Bailey made a quick exit, mumbling something about feeding the squid. Chris wore that bathing suit that had to be illegal on a body like his, moving up to her desk and planting his hands on the edge. His long fingers were shriveled underneath. He wore a band made of colored threads on his right wrist, though sun and water had faded it a little.
“I was wondering if Sonny kept any records on Liberty. Medical, training…anything like that.”
If the person behind the desk was supposed to emit any kind of authority, she was doing a poor job. “You’re dripping on my desk,” she finally said, standing to face him.
He glanced down at the droplets of water swirling down his curls and puddling on the Formica surface. “Sorry.” He stood, forcing her to look up at him again.
“I’ll look around.”
He glanced down at the paperwork scattered across the desk. “I can look if you’re busy.”
“I need a break anyway.”
She found a junk drawer, another filled with more maps and notes on places like Aruba and Barbados, and stacks of National Geographic dating back to the seventies.
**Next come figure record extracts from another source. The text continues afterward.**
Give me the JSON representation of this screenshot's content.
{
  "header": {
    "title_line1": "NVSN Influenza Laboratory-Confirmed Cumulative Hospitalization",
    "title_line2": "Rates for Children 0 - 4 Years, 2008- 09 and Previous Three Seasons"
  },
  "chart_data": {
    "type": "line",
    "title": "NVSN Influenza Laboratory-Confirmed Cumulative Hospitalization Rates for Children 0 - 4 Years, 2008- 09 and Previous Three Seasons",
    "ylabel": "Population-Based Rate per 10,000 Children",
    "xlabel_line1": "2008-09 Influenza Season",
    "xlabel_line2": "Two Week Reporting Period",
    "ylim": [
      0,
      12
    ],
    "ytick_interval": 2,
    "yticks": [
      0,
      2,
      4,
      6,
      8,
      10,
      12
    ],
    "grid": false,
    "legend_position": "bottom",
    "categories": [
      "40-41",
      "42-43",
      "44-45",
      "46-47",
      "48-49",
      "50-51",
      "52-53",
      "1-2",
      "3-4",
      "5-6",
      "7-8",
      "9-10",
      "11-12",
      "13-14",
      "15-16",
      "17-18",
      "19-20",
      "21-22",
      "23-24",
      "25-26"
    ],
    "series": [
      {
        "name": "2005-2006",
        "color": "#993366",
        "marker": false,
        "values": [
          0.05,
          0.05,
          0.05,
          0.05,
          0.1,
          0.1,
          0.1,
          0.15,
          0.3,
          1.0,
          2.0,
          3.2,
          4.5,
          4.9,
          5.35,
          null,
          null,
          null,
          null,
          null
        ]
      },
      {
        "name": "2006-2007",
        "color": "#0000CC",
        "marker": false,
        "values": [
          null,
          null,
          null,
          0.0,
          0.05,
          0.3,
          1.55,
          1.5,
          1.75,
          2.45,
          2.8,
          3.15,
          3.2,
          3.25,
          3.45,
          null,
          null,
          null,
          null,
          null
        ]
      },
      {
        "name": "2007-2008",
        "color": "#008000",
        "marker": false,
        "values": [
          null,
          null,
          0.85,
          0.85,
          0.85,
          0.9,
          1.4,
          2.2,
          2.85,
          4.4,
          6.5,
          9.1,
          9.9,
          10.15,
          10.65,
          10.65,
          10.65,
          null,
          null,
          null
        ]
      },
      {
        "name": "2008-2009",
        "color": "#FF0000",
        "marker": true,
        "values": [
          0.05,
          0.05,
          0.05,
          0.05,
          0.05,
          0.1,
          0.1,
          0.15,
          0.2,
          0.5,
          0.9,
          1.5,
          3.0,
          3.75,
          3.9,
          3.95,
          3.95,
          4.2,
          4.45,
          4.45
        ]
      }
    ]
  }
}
She walked to the four-drawer filing cabinet. He walked up behind her, so close she could feel the moist heat emanating from him.
“Thanks for the drink, by the way,” she said, diverting her thoughts.
“No problem.”
Her fingers flipped through the hanging folders, nails clicking against the plastic tabs in Sonny’s small writing that read Moray Eels, Sea Turtles and Clown Fish. It was then that she realized she hadn’t only inherited numbers; she’d inherited living creatures that depended on humans to feed and take care of them. Who now depended on her.
“What’s wrong?” he asked.
“There are so many creatures here.”
“Haven’t you seen them yet?”
She glanced to her left, finding him right beside her. “Just a cursory glance. I wanted to look at the numbers first.”
“Of course.” He glanced back at the desk. “Did you inherit a moneymaker or a money pit?”
She turned to face him, finding him still too close to her personal zone. “I don’t care about the money aspect. I just need to figure out what I’m going to do with this place.”